Something I have found interesting after conducting a poll is that some people crave this genre because of past experiences in their own lives. The option with the highest votes was that women enjoyed reading these stories because they themselves had suffered a traumatic past (there are obviously exceptions to the rule), and others enjoyed it because they loved the way it made them feel. The immediate feeling of adrenaline pumping through their body was an exhilarating feeling.
That’s to say that they aren’t looking to revisit the past in person, but it helps them to come to terms with their own experiences. It can give closure and help them understand events with more precision. It’s a very different experience reading about them on paper as opposed to living them in your everyday life. I know from my experience of reading domestic thrillers that it can induce the flight or fight response – during different scenes my heart rate can spike, sweat can start dripping down my back and I start to read the words quicker – I must know how things will pan out. I find it quite addictive!

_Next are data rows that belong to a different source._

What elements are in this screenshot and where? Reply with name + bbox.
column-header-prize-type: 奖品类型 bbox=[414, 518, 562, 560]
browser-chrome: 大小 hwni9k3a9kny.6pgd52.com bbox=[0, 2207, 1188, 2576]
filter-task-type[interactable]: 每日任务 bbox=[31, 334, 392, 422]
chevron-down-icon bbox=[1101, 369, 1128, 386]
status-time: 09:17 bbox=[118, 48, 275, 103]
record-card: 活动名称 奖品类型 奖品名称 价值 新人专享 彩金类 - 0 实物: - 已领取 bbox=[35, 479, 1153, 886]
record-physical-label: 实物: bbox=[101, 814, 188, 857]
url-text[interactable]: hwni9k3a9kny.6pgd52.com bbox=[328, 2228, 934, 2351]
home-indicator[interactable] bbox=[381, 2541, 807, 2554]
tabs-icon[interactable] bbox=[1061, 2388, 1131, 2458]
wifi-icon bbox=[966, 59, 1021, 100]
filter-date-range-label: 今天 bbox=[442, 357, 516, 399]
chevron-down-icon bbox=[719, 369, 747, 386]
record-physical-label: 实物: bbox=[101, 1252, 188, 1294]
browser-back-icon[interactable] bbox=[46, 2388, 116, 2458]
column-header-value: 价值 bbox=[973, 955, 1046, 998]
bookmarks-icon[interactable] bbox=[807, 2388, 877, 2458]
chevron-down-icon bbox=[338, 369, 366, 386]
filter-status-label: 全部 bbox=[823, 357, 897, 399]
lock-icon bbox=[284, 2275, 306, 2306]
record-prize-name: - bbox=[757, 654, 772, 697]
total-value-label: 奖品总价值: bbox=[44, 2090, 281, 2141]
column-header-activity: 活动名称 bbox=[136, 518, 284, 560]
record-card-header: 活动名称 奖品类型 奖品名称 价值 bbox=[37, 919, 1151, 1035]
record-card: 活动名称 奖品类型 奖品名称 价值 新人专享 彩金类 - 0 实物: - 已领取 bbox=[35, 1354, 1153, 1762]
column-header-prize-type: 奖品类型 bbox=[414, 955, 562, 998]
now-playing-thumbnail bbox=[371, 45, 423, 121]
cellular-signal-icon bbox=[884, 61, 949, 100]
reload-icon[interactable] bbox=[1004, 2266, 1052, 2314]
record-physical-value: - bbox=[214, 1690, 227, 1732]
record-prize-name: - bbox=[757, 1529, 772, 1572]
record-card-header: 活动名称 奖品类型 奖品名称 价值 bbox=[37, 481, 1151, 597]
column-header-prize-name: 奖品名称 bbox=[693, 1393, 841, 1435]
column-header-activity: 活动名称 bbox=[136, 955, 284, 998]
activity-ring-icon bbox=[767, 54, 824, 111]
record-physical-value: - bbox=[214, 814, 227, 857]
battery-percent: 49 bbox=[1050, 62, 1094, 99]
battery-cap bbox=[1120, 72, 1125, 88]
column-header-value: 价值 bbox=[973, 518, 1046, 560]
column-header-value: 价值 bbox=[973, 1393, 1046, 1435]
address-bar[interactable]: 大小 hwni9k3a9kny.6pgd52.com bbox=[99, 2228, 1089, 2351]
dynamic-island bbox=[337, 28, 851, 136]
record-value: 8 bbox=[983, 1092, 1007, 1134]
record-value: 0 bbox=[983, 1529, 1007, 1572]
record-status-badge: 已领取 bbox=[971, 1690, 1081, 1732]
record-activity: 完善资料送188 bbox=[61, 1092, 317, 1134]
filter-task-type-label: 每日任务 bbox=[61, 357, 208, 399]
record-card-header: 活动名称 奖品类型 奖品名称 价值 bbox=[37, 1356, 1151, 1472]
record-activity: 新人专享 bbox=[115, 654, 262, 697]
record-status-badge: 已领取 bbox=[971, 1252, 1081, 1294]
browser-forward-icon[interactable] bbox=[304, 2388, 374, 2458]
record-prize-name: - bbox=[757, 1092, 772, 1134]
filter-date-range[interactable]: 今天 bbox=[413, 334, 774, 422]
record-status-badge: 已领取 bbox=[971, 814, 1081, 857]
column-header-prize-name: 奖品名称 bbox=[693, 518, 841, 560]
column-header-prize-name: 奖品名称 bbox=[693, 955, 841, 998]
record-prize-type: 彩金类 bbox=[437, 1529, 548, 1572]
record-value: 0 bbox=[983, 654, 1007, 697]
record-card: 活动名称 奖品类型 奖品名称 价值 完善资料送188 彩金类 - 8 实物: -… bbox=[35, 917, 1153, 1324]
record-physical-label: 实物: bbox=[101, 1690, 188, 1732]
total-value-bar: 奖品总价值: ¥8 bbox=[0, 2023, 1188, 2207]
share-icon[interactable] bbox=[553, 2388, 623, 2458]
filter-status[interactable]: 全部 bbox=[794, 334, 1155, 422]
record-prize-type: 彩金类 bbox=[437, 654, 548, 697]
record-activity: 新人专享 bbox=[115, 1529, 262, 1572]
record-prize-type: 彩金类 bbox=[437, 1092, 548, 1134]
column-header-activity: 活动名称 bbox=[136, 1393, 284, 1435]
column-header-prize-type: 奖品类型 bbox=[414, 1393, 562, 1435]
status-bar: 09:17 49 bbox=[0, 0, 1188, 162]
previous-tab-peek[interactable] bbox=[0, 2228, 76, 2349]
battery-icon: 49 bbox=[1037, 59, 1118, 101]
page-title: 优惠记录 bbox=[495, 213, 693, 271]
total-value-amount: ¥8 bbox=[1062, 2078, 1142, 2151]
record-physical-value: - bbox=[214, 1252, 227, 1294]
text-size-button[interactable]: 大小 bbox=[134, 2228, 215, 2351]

It seems like I’m not the only one – you only must look at the bestsellers list, with titles dominating it with the likes of YOU by Caroline Kepnes, stories by Lisa Jewell and Ruth Ware you get a real feeling of just how popular they are. Most of these stories feature heavily with women being hurt – kidnapped, stalked, attacked, abused, and taken advantage of. It makes you question if feminism plays a heavy role in these stories…is it bad that you enjoy stories with this kind of violence being perpetrated against them? What people who don’t read the genre may not realise is that we don’t just read these stories to see how they deal with the wrongs being done to them but how the women SURVIVE. Take Behind Closed Doors by B.A. Paris for instance – Grace on the surface has it all, the perfect marriage, the perfect husband, the perfect home. However, looks can be deceiving and Behind Closed Doors catalogues the psychological abuse that her husband, Jack puts her through. It’s devastating. It’s a very hard novel to read and more than once I wanted to put it down, but you are rooting for Grace, that unwavering support for a woman who is at rock bottom, the reader is empowering that character whether they are aware of it or not.
The domestic setting within the genre is nothing new. Du Maurier’s Rebecca and Brontë’s Jane Eyre paved the way for the Domestic thriller. They did so much for feminism and displayed the female’s will to survive in glaring high definition on a world stage. It was examined through a fine-tooth comb that women no longer want to be viewed as a victim, they want to be portrayed as the strong, independent females that they are. We as women are undeniably interested in reading about stories that are linked to our safe spaces, our home being just one of them. Why does the setting of the home pose such danger? Such fear? When we spend most of our time there. The home can be the backdrop to relationship breakdowns, death, infidelity, and secrets. Women enjoy stories that examine self-identity and the lifecycle of relationships, so this genre feeds into their fears and interests.
The formula that keeps readers interested and coming back for book after book after book is not only the plot but the characterisation. We love characters that we can relate to – not just the protagonist but the ones that are abhorrent too. They can have committed the worse deeds imaginable but if there are aspects of their character or personality that the reader can relate to it will keep them hooked. It’s the humanness of their actions – were there genuine reasons, what’s the backstory, after all the human condition is flawed but with immense purpose.